At current growth rates, China’s economy would surpass the US in 25-years. But Chinese leaders worry that stiff US tariffs on Chinese imports could derail the world’s fastest growing economy, and burst the Shanghai stock market bubble. When push comes to shove with “veto proof” trade legislation in the second half of this year, Beijing would probably relent and allow the yuan to climb higher at a faster rate.

But until the political posturing turns into action, the Shanghai bubble could try to match the last great Asian stock market bubble – the Nikkei-225 of 1986-89. Chinese retail investors opened more than one million new trading accounts during the third week of April, bringing the total for the first four months of 2007 to more than 10 million. This figure is greater than that of the previous four years combined, even as signs of a bubble are getting clearer by the day. The Shanghai stock index has risen 50% so far this year, after tacking on a 130% gain in 2006.



Chinese broker, Citic Securities, has tripled in value since early November, and is a good barometer of speculative sentiment in China. Citic Securities 600030.ss, Shanghai’s first listed broker, said its net profit in the first quarter of 2007 rose more than 12 times from the same period a year earlier. Revenue for the three months ended March 31st, was close to that for all of 2006.
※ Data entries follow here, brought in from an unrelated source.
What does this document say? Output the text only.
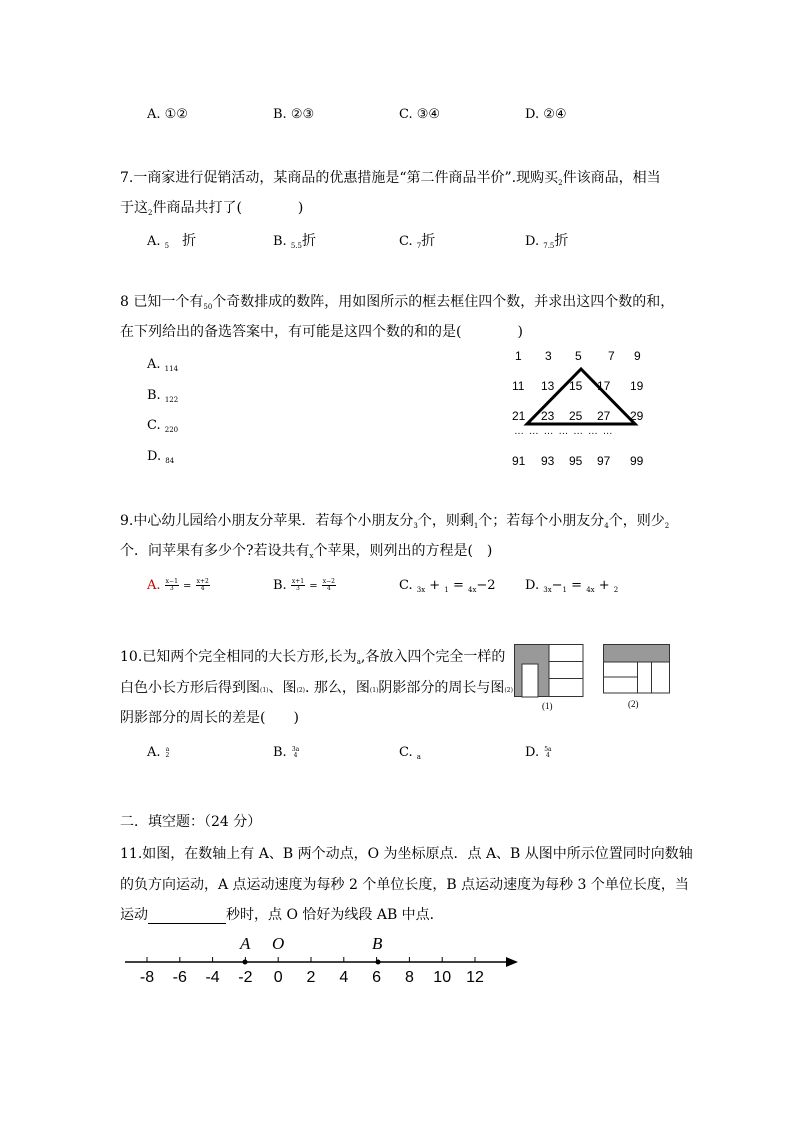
A. ①②	B. ②③	C. ③④	D. ②④
7.一商家进行促销活动，某商品的优惠措施是“第二件商品半价”.现购买$_2$件该商品，相当
于这$_2$件商品共打了(　　　　)
A. $_5$　 折	B. $_{5.5}$折	C. $_7$折	D. $_{7.5}$折
8 已知一个有$_{50}$个奇数排成的数阵，用如图所示的框去框住四个数，并求出这四个数的和，
在下列给出的备选答案中，有可能是这四个数的和的是(　　　　)
A. $_{114}$
B. $_{122}$
C. $_{220}$
D. $_{84}$
1 3 5 7 9
11 13 15 17 19
21 23 25 27 29
… … … … … … …
91 93 95 97 99
9.中心幼儿园给小朋友分苹果．若每个小朋友分$_3$个，则剩$_1$个；若每个小朋友分$_4$个，则少$_2$
个．问苹果有多少个?若设共有$_x$个苹果，则列出的方程是(　)
A. $\frac{x-1}{3} = \frac{x+2}{4}$	B. $\frac{x+1}{3} = \frac{x-2}{4}$	C. $_{3x}$ + $_1$ = $_{4x}$−2 D. $_{3x}-_1 = _{4x} + _2$
10.已知两个完全相同的大长方形,长为$_a$,各放入四个完全一样的
白色小长方形后得到图(1)、图(2). 那么，图(1)阴影部分的周长与图(2)
阴影部分的周长的差是(　　)
(1)	(2)
A. a
2	B. 3a
4	C. $_a$	D. 5a
4
二．填空题：（24 分）
11.如图，在数轴上有 A、B 两个动点，O 为坐标原点．点 A、B 从图中所示位置同时向数轴
的负方向运动，A 点运动速度为每秒 2 个单位长度，B 点运动速度为每秒 3 个单位长度，当
运动	秒时，点 O 恰好为线段 AB 中点．
-8 -6 -4 -2 0 2 4 6 8 10 12
A O	B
Speculative fever is running very high in China, and it’s not wise to stand in the way of an Asian stampede. The Shanghai Securities News said the number of new brokerage accounts established in a single day hit a record 282,000 on April 19th, the day of the market’s 7.2% plunge, bringing total accounts to over 90 million. This is a strong signal that market setbacks are not scaring Chinese traders away.

And another PBoC interest rate hike might not scare speculators, because it would only adjust real interest rates from being sharply negative. Traders do not expect a sudden jump by the Chinese yuan, and believe authorities will hold appreciation for the rest of the year to around 3% to avoid hurting China’s export sector.